1. Field of the Invention
The present invention relates to a substrate processing apparatus for processing a substrate, and to a substrate transport method to be implemented by the substrate processing apparatus. Examples of the substrate to be processed and transported include semiconductor wafers, substrates for liquid crystal display devices, substrates for plasma display devices, substrates for FED (Field Emission Display) devices, substrates for optical disks, substrates for magnetic disks, substrates for magneto-optical disks, substrates for photo masks, and substrates for solar cells.
2. Description of Related Art
In production processes for semiconductor devices and liquid crystal display devices, substrates such as semiconductor wafers and glass substrates for the liquid crystal display devices are treated with treatment liquids. A substrate processing apparatus of a single substrate processing type adapted to process a single substrate at a time is disclosed, for example, in U.S. Patent Application Publication No. 2009/0252578 A1.
The substrate processing apparatus includes a carrier retaining unit which retains a plurality of carriers, substrate processing units which each process a substrate, two inversion units vertically stacked between the carrier retaining unit and the substrate processing units, an indexer robot which transports a substrate between the inversion units and the carrier retaining unit, and a main transport robot which transports a substrate between the inversion units and the substrate processing units. The inversion units are each capable of horizontally holding a substrate and rotating the substrate 180 degrees about a horizontal axis (rotation axis) to invert the substrate. The indexer robot and the main transport robot can access the respective inversion units.

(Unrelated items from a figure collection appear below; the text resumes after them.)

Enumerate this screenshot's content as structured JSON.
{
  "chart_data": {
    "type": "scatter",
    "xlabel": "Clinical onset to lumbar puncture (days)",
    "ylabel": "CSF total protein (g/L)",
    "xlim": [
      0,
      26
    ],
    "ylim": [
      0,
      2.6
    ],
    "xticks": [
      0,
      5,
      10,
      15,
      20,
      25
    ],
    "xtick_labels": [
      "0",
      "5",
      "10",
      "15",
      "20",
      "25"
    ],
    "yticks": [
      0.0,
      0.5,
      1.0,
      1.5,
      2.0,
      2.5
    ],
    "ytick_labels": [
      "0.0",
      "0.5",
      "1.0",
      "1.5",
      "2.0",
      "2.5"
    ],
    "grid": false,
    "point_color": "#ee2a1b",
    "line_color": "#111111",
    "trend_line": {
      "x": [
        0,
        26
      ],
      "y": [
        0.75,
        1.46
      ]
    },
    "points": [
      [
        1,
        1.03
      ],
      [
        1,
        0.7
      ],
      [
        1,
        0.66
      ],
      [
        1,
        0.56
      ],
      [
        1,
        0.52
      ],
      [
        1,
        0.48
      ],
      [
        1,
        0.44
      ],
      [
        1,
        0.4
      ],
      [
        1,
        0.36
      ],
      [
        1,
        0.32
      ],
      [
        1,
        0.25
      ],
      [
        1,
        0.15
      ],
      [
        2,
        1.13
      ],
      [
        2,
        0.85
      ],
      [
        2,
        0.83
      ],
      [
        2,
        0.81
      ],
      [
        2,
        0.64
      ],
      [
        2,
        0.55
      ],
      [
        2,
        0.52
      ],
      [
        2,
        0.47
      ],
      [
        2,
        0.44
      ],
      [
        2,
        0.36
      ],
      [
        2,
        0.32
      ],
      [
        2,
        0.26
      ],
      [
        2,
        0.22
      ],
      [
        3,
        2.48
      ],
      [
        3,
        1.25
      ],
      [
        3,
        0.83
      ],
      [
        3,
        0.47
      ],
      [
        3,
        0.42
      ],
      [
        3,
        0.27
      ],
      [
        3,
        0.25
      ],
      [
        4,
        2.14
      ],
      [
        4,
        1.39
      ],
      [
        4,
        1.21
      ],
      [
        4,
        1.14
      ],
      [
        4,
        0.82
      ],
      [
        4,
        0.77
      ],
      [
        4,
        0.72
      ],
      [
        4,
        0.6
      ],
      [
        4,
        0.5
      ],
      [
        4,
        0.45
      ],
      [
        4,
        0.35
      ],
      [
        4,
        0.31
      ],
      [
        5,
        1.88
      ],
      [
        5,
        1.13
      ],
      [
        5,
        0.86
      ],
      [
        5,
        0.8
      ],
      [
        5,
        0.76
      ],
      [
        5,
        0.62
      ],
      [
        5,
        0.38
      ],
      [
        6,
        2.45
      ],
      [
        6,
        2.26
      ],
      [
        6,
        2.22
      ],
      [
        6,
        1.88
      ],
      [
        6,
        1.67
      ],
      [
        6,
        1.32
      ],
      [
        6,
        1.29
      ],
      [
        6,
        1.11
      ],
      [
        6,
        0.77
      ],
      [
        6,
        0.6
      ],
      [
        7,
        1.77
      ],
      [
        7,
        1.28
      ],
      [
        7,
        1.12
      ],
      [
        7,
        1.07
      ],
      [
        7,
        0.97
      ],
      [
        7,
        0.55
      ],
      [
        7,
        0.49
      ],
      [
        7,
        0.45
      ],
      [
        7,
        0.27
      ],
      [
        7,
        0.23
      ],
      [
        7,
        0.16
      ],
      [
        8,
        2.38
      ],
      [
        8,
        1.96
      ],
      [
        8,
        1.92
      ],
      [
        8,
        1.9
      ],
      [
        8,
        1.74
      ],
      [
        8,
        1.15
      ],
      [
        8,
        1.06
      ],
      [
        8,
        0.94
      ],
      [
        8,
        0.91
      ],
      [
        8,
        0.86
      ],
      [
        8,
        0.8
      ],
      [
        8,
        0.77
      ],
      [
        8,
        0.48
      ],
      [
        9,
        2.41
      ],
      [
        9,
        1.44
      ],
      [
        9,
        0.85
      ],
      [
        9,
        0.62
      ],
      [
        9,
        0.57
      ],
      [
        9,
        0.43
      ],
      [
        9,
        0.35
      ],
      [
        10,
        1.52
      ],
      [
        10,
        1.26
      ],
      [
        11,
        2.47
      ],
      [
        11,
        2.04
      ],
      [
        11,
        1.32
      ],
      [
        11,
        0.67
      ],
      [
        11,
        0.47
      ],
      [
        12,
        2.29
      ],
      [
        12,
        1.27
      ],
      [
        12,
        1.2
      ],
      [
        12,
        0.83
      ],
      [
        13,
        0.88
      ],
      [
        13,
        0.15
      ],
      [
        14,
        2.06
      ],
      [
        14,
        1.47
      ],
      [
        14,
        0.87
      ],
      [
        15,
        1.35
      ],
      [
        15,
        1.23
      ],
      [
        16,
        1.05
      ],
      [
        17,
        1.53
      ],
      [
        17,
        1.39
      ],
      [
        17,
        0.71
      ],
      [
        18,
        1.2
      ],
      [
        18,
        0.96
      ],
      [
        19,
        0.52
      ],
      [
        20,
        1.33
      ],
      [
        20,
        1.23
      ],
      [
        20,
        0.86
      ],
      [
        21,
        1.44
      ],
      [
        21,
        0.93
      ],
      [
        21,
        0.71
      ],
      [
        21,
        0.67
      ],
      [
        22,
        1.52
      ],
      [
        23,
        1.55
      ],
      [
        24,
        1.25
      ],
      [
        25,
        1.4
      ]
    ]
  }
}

The inversion units each include a plurality of substrate holders which each horizontally hold a substrate. Where the number of substrates to be simultaneously transported by the indexer robot differs from the number of substrates to be simultaneously transported by the main transport robot, the number of the substrate holders to be provided in each of the inversion units is twice a greater one of these substrate numbers. Where the number of the substrates to be simultaneously transported by the indexer robot is equal to the number of the substrates to be simultaneously transported by the main transport robot, the number of the substrate holders to be provided in each of the inversion units is twice the number of the substrates to be simultaneously transported by each of the transport robots (the indexer robot and the main transport robot). Where the transport robots are each adapted to transport a single substrate at a time, for example, two substrate holders are provided in each of the inversion units. Further, the substrate holders provided in each of the inversion units are disposed symmetrically on opposite sides of the rotation axis. Where two substrate holders are provided, for example, the two substrate holders are disposed symmetrically on upper and lower sides of the rotation axis.

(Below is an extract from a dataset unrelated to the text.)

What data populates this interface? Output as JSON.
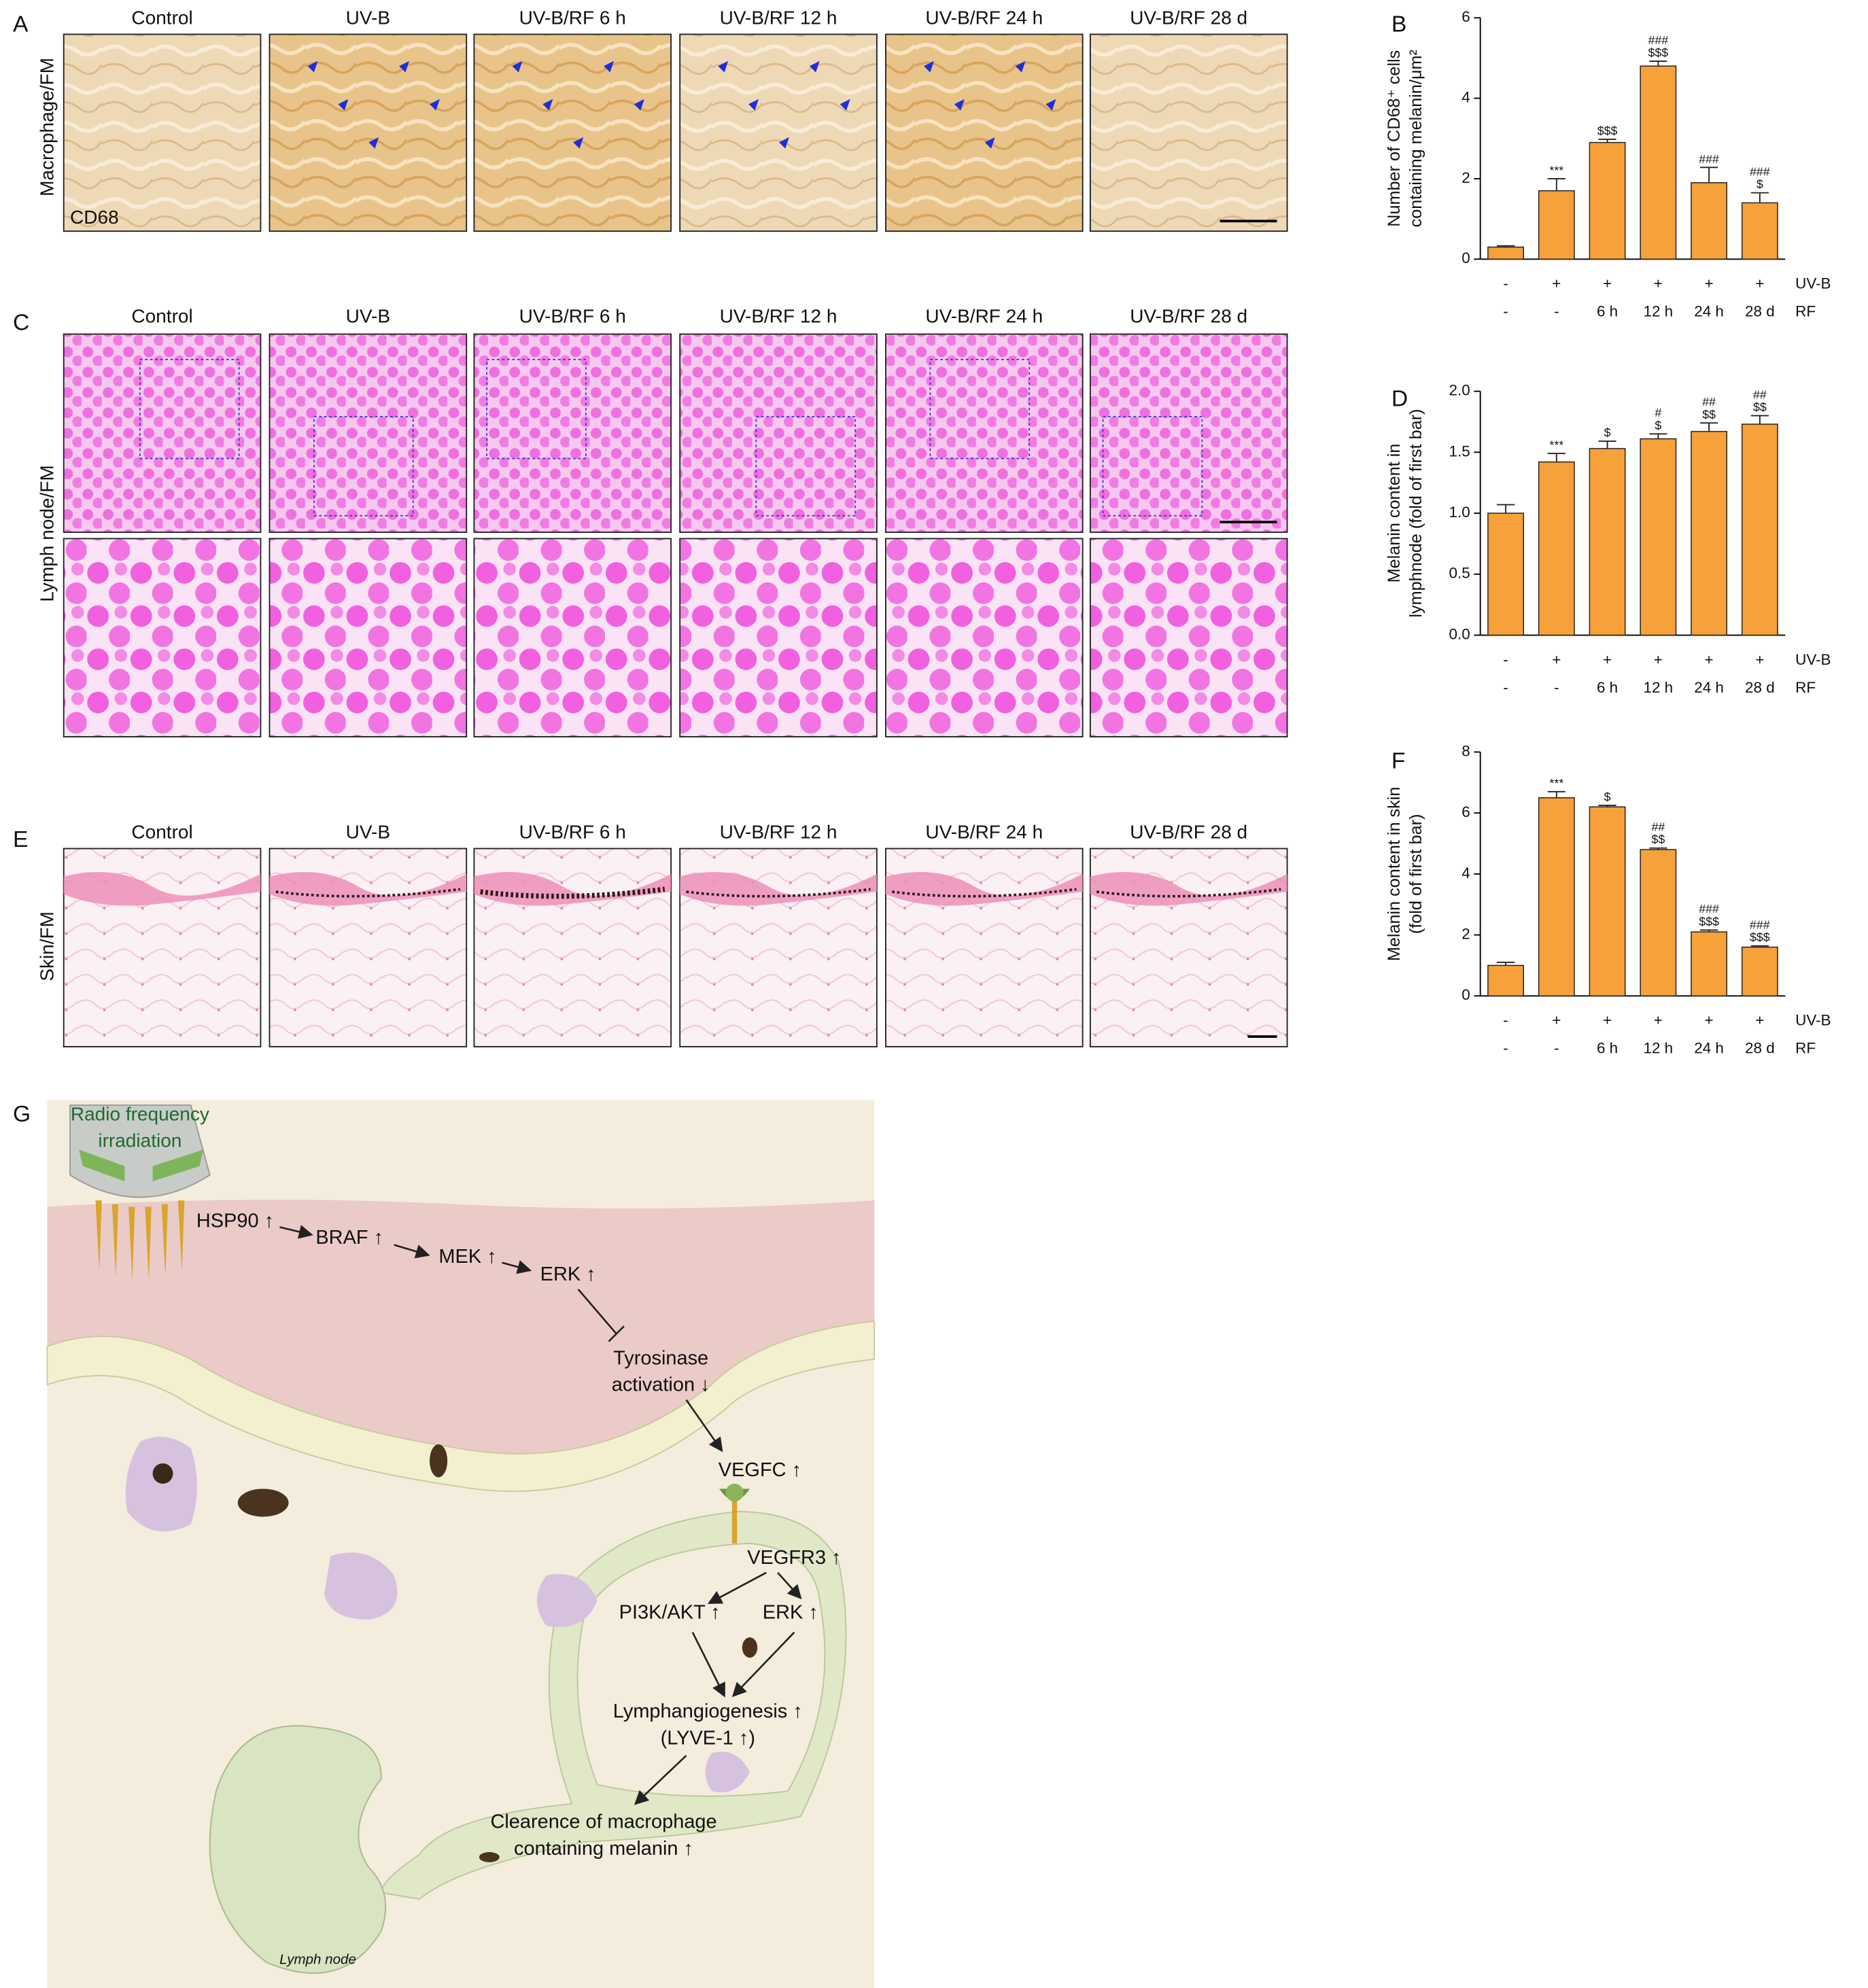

Where two substrate holders are provided in each of the inversion units, the following operation sequence is repeatedly performed to individually transport substrates from the carrier retaining unit to the substrate processing units while a substrate inverting operation is performed by one of the inversion units. More specifically, the indexer robot unloads a substrate from one of the carriers, and loads the substrate into an upper one of the substrate holders of the one inversion unit. Thereafter, the one inversion unit rotates the two substrate holders 180 degrees about the rotation axis. Thus, the upper substrate holder which retains the loaded substrate is moved down below the rotation axis, and the (empty) lower substrate holder which retains no substrate is moved up above the rotation axis. The main transport robot unloads the substrate inverted by the one inversion unit from the lower substrate holder of the one inversion unit.
Similarly, where two substrate holders are provided in each of the inversion units, the following operation sequence is repeatedly performed to individually transport substrates from the substrate processing units to the carrier retaining unit while the substrate inverting operation is performed by the other inversion unit. More specifically, the main transport robot unloads a substrate from one of the substrate processing units, and loads the substrate into an upper one of the substrate holders of the other inversion unit. Thereafter, the other inversion unit rotates the two substrate holders 180 degrees about the rotation axis. Thus, the upper substrate holder which retains the loaded substrate is moved down below the rotation axis, and the (empty) lower substrate holder which retains no substrate is moved up above the rotation axis. The indexer robot unloads the substrate inverted by the other inversion unit from the lower substrate holder of the other inversion unit.